Il s'arrêta, et ajouta sournoisement.
- Sans jeu de mots bien sûr.
- Bien sûr.
La réponse de Roy était sèche, bien qu'il sembla se détendre tandis qu'il absorbait la manière détachée dont Ed prenait la révélation, ce qui avait été l'effet que le plus jeune s'efforcer de produire. Il ravala la culpabilité qu'il ressentait à cause de toutes les fois où il avait traité l'homme de bâtard sous son nez ; la dernière chose dont Roy avait besoin maintenant était une excuse boiteuse, ou pire encore, de la pitié.
- Et donc... qu'est-ce que tu voulais dire quand tu as dit que devenir Führer. était une forme de vengeance sur lui ?
Le Flame Alchimiste haussa les épaules d'un air évasif.
- C'est une longue histoire.
Ed soupira. Idiot aux lèvres trop serrées.
- Je ne vais nul part, Roy. Fais-moi confiance. Maintenant parle ou je te forcerai à le faire.
Et ces derniers mots lui valurent un rire surpris, comme il l'avait espéré.
- Tu es juste chanceux que je n'ai plus d'automail. Mais je peux toujours te botter les fesses dans n'importe quel Duel, alors n'en rajoute pas.
- En effet, observa narquoisement son amant. Eh bien, dans ce cas.
Il hésita, comme s'il cherchait un point de départ, puis soupira et enroula un bras plus fermement autour d'Ed.
- Mon père – s'il mérite l'appellation – est un membre de la haute noblesse. Le Grand Duc Maximillian St. Juste. Ma mère était une domestique dans sa maisonnée. Elle était elle-même, illégitime – le produit d'un soldat peu gradé d'Amestris et d'une femme de Xing.

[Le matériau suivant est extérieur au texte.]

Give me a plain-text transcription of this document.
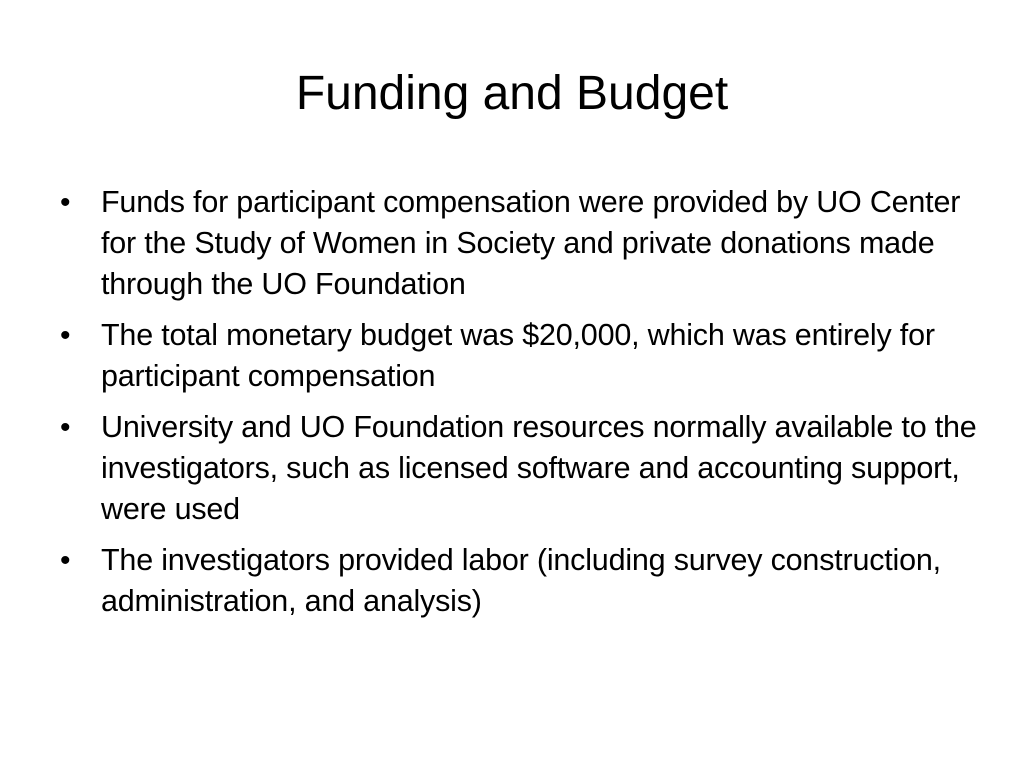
Funding and Budget
• Funds for participant compensation were provided by UO Center for the Study of Women in Society and private donations made through the UO Foundation
• The total monetary budget was $20,000, which was entirely for participant compensation
• University and UO Foundation resources normally available to the investigators, such as licensed software and accounting support, were used
• The investigators provided labor (including survey construction, administration, and analysis)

Et à cela les yeux d'Ed papillonnèrent vers les cheveux sombres de Roy et il reçut un hochement de tête. Eh bien, ceci expliquait l'apparence exotique.
- Mais son père lui avait bien laissé un nom – Harriet Mustang. Malgré ses humbles origines, elle était travailleuse et une petite chose suffisamment jolie pour qu'elle soit capable d'obtenir une position dans le manoir de mon père à la campagne. Un joli visage peut faire plus de mal que de bien en des circonstances comme celles-là, et bien assez tôt, j'étais né. Pour lui rendre justice...
Et le ton de Roy suggérait qu'il ne préférerait vraiment pas.
- Il a effectivement autorisé ma mère à me nommer et à me garder, et il l'a bien gardé en tant que domestique, ce qui signifie que j'ai grandi dans les quartiers des servantes, qui étaient assez étendus, comme on pouvait s'y attendre pour le siège d'un Grand Duc.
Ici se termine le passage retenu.